World needs more efficient response to emergencies: Princess Haya

World needs more efficient response to emergencies: Princess Haya

 

The humanitarian landscape must develop better roadmaps to foresee emergencies and provide effective responses to humanity’s ever-changing stance, opined Princess Haya bint Al Hussein, wife of His Highness Sheikh Mohammed bin Rashid Al Maktoum, Vice-President and Prime Minister of the UAE and Ruler of Dubai, and chairperson of the International Humanitarian City (IHC).

She made the statement during her keynote address at the Dubai International Humanitarian Aid and Development Conference and Exhibition (Dihad) that kicked off on Monday under the theme ‘Sustainability in emergency aid’. She said the humanitarian sector has failed to deliver aid and respond effectively to emergencies and crises.

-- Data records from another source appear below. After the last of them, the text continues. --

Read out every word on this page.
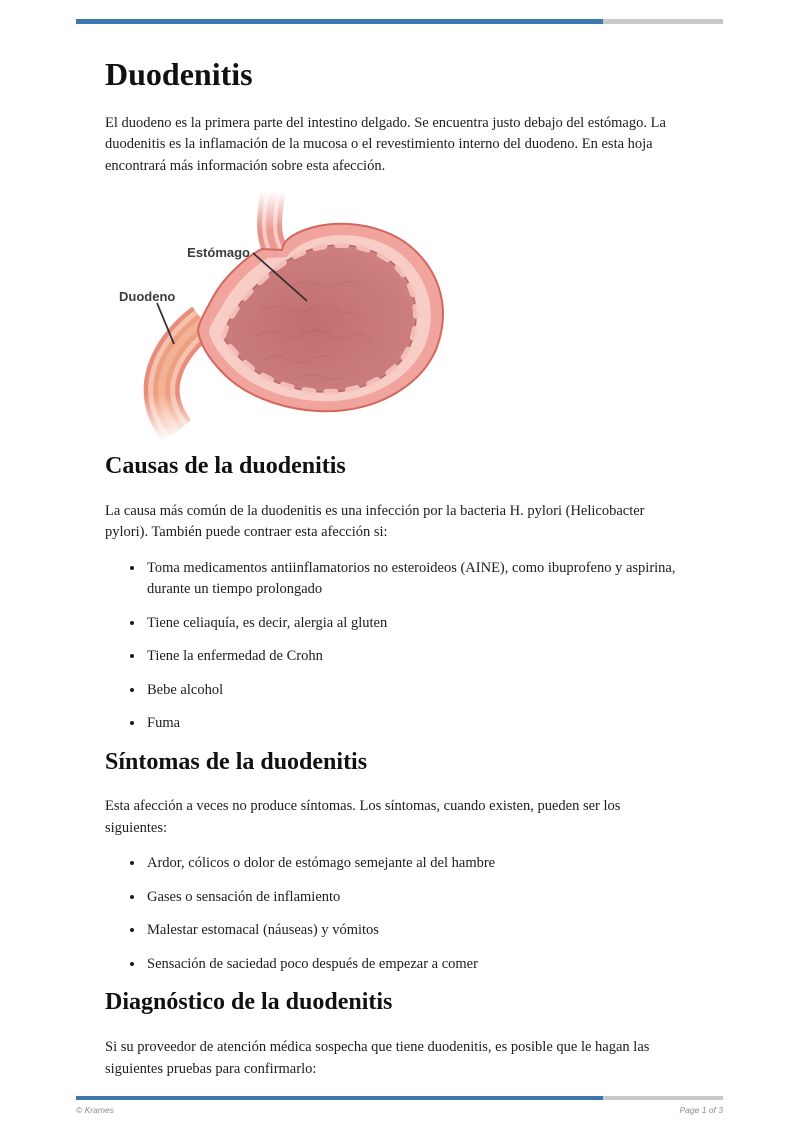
Duodenitis

El duodeno es la primera parte del intestino delgado. Se encuentra justo debajo del estómago. La duodenitis es la inflamación de la mucosa o el revestimiento interno del duodeno. En esta hoja encontrará más información sobre esta afección.

Estómago
Duodeno
Causas de la duodenitis

La causa más común de la duodenitis es una infección por la bacteria H. pylori (Helicobacter pylori). También puede contraer esta afección si:

• Toma medicamentos antiinflamatorios no esteroideos (AINE), como ibuprofeno y aspirina, durante un tiempo prolongado
• Tiene celiaquía, es decir, alergia al gluten
• Tiene la enfermedad de Crohn
• Bebe alcohol
• Fuma
Síntomas de la duodenitis

Esta afección a veces no produce síntomas. Los síntomas, cuando existen, pueden ser los siguientes:

• Ardor, cólicos o dolor de estómago semejante al del hambre
• Gases o sensación de inflamiento
• Malestar estomacal (náuseas) y vómitos
• Sensación de saciedad poco después de empezar a comer
Diagnóstico de la duodenitis

Si su proveedor de atención médica sospecha que tiene duodenitis, es posible que le hagan las siguientes pruebas para confirmarlo:

© Krames	Page 1 of 3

Princess Haya called for developing sustainable solutions and providing better responses and forecasting before disasters turn into emergencies. “We are the custodians of limited physical and human resources. yet, evidence show that we are emptying our cups faster than we can refill them.”

She urged humanitarian agencies to redefine emergencies and have a more joined up approach towards crises. “It can’t be sustainable for humanitarian sector to continue to fight in the way it has had in recent years.”

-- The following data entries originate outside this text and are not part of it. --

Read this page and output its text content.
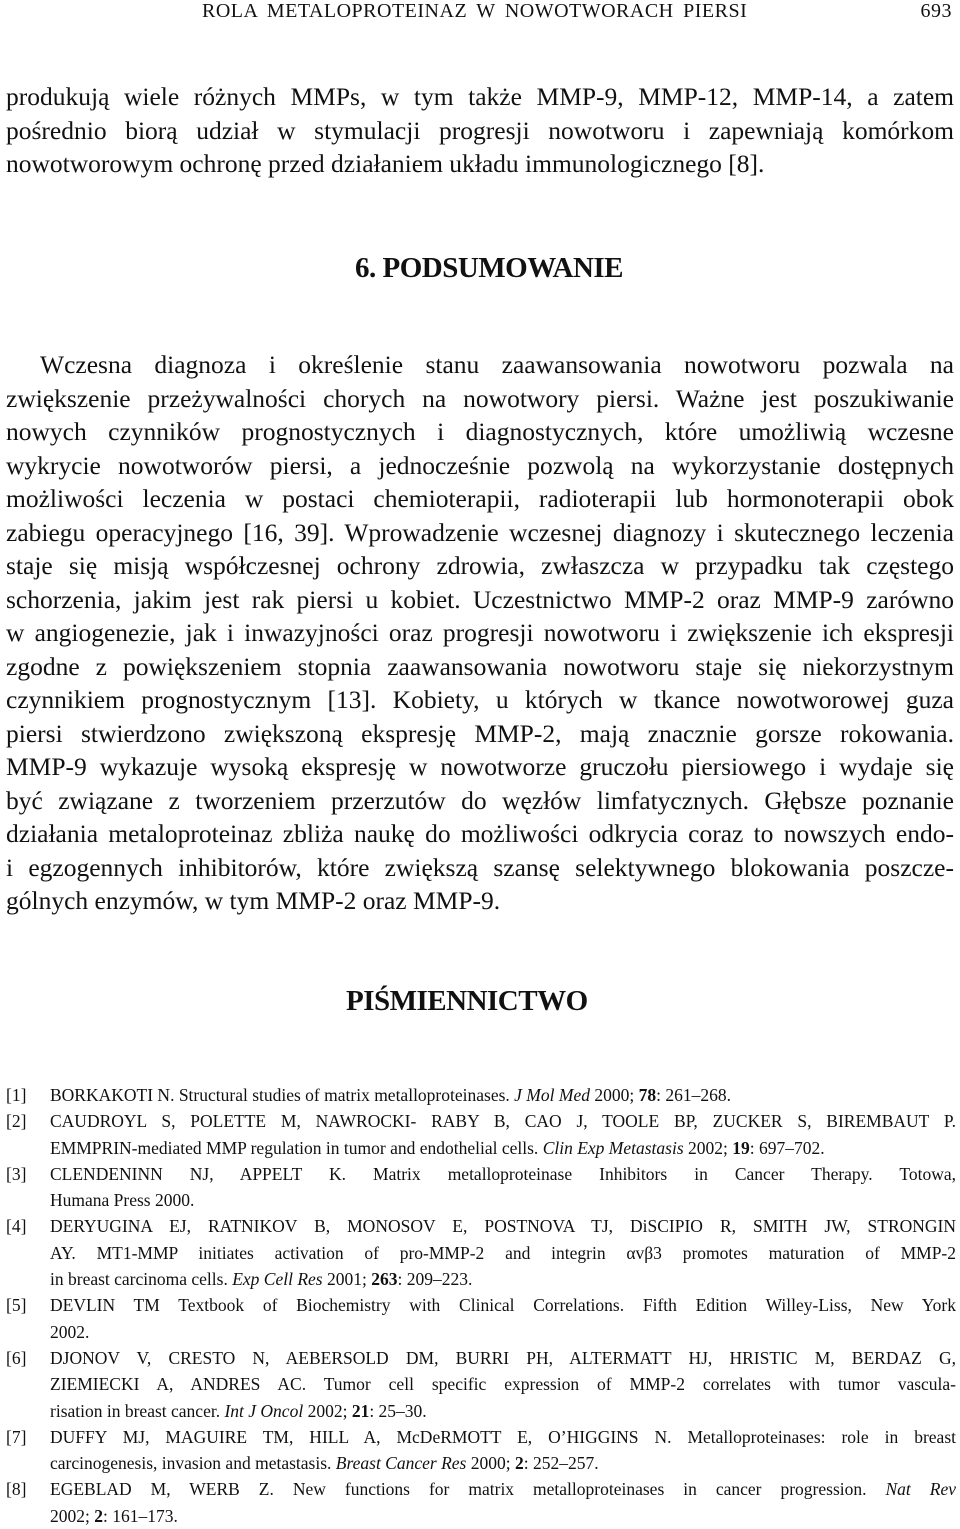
ROLA METALOPROTEINAZ W NOWOTWORACH PIERSI	693

produkują wiele różnych MMPs, w tym także MMP-9, MMP-12, MMP-14, a zatem
pośrednio biorą udział w stymulacji progresji nowotworu i zapewniają komórkom
nowotworowym ochronę przed działaniem układu immunologicznego [8].

6. PODSUMOWANIE

Wczesna diagnoza i określenie stanu zaawansowania nowotworu pozwala na
zwiększenie przeżywalności chorych na nowotwory piersi. Ważne jest poszukiwanie
nowych czynników prognostycznych i diagnostycznych, które umożliwią wczesne
wykrycie nowotworów piersi, a jednocześnie pozwolą na wykorzystanie dostępnych
możliwości leczenia w postaci chemioterapii, radioterapii lub hormonoterapii obok
zabiegu operacyjnego [16, 39]. Wprowadzenie wczesnej diagnozy i skutecznego leczenia
staje się misją współczesnej ochrony zdrowia, zwłaszcza w przypadku tak częstego
schorzenia, jakim jest rak piersi u kobiet. Uczestnictwo MMP-2 oraz MMP-9 zarówno
w angiogenezie, jak i inwazyjności oraz progresji nowotworu i zwiększenie ich ekspresji
zgodne z powiększeniem stopnia zaawansowania nowotworu staje się niekorzystnym
czynnikiem prognostycznym [13]. Kobiety, u których w tkance nowotworowej guza
piersi stwierdzono zwiększoną ekspresję MMP-2, mają znacznie gorsze rokowania.
MMP-9 wykazuje wysoką ekspresję w nowotworze gruczołu piersiowego i wydaje się
być związane z tworzeniem przerzutów do węzłów limfatycznych. Głębsze poznanie
działania metaloproteinaz zbliża naukę do możliwości odkrycia coraz to nowszych endo-
i egzogennych inhibitorów, które zwiększą szansę selektywnego blokowania poszcze-
gólnych enzymów, w tym MMP-2 oraz MMP-9.

PIŚMIENNICTWO
[1] BORKAKOTI N. Structural studies of matrix metalloproteinases. J Mol Med 2000; 78: 261–268.
[2] CAUDROYL S, POLETTE M, NAWROCKI- RABY B, CAO J, TOOLE BP, ZUCKER S, BIREMBAUT P.
EMMPRIN-mediated MMP regulation in tumor and endothelial cells. Clin Exp Metastasis 2002; 19: 697–702.
[3] CLENDENINN NJ, APPELT K. Matrix metalloproteinase Inhibitors in Cancer Therapy. Totowa,
Humana Press 2000.
[4] DERYUGINA EJ, RATNIKOV B, MONOSOV E, POSTNOVA TJ, DiSCIPIO R, SMITH JW, STRONGIN
AY. MT1-MMP initiates activation of pro-MMP-2 and integrin αvβ3 promotes maturation of MMP-2
in breast carcinoma cells. Exp Cell Res 2001; 263: 209–223.
[5] DEVLIN TM Textbook of Biochemistry with Clinical Correlations. Fifth Edition Willey-Liss, New York
2002.
[6] DJONOV V, CRESTO N, AEBERSOLD DM, BURRI PH, ALTERMATT HJ, HRISTIC M, BERDAZ G,
ZIEMIECKI A, ANDRES AC. Tumor cell specific expression of MMP-2 correlates with tumor vascula-
risation in breast cancer. Int J Oncol 2002; 21: 25–30.
[7] DUFFY MJ, MAGUIRE TM, HILL A, McDeRMOTT E, O’HIGGINS N. Metalloproteinases: role in breast
carcinogenesis, invasion and metastasis. Breast Cancer Res 2000; 2: 252–257.
[8] EGEBLAD M, WERB Z. New functions for matrix metalloproteinases in cancer progression. Nat Rev
2002; 2: 161–173.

With currently 16 countries struggling with political violence that damaged economies, food productions, health systems and left millions starving, Princess Haya called for more collaboration among countries and persistence to face underlying challenges.

She said the humanitarian sector has largely been shaking by the growing political nationalism and xenophobia that caused foreign aid cuts and the general scrutiny facing agencies. “It is important that we don’t get distracted from the vital work we should continue to do. People’s lives are quite literally in our hands.”

Today, 498 million people live in countries ragged by conflicts. About 850 million people worldwide (one in nine) lack food resources. Tens of millions of dollars that might have supported world developments are now being diverted to conflict areas.

The 15th edition of Dihad will witness the participation of over 600 companies from 84 countries around the world coming together to work on a roadmap for humanitarian assistance. The conference will conclude on March 7.